Consider the extreme case of the Alpine Dynamic Dividend Fund, managed by Alpine Woods Capital Investors in Purchase, N.Y., a fund that has long specialized in dividend capture.

In both 2006 and 2007, Dynamic Dividend’s portfolio-turnover ratio was around 200%, indicating that the fund held on to its typical stock for about six months. In 2008, the ratio was 323%; in 2009, it was 656%, equivalent to a typical holding period of just seven weeks. The average for all stock funds in 2009 was about 90%, according to investment research firm Morningstar, or about 13 months.

For a while, returns were great. In 2006, Dynamic Dividend delivered a 22.6% total return, outperforming the MSCI All-Country World Index of global stocks by 1.6 points.

And the fund’s annual yield, or its income divided by share price, exceeded 13% in both 2006 and 2007—a stupendous sum in a world of low interest rates.

In response, investors flung money at the fund; it nearly doubled in size in 2007, to $1.4 billion.

Then disaster struck. Some of Dynamic Dividend’s stocks, such as Anglo Irish Bank and FreeSeas, had high income—but even higher risk. The fund’s yield soared to 30.9%, according to Morningstar, but not even that level of income could cushion investors from a catastrophic drop in share prices. In 2008, Dynamic Dividend lost 48.9%, far more than the global MSCI benchmark.

Dynamic Dividend underperformed again in 2009 and each calendar year since, although it is up 8.9% over the past 12 months, while the global index has gained 8.1% in that span. Assets have shrunk to $215 million as of the end of last month.

Through an outside spokeswoman, Alpine declined to comment. Alpine has since scaled back its trading, reducing the turnover rate to 197% last year, the latest available annual data.

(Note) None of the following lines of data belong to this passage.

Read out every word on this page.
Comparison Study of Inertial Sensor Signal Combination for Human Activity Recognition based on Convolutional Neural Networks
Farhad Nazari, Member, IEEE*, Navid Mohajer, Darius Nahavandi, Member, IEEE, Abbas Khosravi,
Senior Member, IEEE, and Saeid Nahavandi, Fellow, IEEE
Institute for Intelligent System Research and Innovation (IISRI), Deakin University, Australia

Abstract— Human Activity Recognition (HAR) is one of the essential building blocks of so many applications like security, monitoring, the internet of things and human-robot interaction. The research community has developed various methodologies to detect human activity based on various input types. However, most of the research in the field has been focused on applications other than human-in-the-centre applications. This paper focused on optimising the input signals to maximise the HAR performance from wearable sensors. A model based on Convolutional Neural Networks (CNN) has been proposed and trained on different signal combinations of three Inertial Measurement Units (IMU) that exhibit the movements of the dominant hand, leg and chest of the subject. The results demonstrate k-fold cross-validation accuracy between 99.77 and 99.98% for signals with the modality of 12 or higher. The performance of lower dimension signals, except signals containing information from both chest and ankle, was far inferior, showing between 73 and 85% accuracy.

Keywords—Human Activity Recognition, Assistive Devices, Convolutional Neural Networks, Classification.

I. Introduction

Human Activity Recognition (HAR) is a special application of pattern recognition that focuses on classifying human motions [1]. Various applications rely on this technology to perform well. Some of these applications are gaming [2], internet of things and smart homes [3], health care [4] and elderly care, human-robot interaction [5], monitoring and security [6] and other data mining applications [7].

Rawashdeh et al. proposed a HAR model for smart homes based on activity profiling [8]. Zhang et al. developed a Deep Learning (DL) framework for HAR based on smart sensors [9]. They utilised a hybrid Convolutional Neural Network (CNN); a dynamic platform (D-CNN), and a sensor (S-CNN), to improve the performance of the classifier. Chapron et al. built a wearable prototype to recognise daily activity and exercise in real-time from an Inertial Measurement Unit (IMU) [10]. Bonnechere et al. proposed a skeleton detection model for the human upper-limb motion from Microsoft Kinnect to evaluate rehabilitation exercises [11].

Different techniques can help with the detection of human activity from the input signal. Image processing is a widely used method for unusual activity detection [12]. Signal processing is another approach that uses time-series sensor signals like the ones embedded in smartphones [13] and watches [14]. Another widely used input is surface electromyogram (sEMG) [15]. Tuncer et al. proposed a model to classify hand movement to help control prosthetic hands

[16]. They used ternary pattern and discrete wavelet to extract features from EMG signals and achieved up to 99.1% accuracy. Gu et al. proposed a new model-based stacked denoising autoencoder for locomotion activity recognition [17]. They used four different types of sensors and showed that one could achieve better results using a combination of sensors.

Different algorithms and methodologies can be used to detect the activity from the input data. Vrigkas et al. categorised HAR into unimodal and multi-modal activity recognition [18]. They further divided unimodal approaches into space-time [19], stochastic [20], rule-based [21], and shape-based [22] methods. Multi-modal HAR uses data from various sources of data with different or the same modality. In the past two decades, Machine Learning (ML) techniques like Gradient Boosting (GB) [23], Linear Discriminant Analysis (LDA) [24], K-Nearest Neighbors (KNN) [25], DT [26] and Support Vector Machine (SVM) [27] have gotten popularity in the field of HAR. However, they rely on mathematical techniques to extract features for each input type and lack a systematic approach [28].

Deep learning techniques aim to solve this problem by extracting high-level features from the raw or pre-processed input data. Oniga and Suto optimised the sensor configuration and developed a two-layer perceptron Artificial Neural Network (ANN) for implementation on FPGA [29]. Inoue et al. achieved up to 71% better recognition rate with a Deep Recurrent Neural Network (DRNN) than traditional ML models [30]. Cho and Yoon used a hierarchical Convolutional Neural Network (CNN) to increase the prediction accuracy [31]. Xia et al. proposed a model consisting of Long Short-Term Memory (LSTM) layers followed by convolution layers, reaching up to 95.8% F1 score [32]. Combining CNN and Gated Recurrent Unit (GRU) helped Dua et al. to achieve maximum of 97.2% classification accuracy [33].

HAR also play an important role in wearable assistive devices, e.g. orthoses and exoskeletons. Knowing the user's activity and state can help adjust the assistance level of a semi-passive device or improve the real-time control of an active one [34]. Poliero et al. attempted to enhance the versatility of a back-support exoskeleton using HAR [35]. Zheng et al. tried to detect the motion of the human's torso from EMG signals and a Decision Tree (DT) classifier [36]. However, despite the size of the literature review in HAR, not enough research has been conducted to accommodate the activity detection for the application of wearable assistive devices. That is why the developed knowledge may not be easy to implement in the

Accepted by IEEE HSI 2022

Only a few funds openly state that they practice dividend capture, including seven closed-end funds with combined assets of $4.5 billion, and two mutual funds, the $3 billion Henderson Global Equity Income and the $221 million Huntington Dividend Capture.

But the new research suggests that many more employ the tactic to some degree. Portfolio managers may be trading too much, racking up higher costs and raising tax bills, all in pursuit of dividend income that probably won’t even improve total return.

If you buy a stock fund with a dividend yield above 2% and a portfolio-turnover rate greater than 67%—the current average, according to Morningstar—you will have nobody but yourself to blame if the juice goes bad.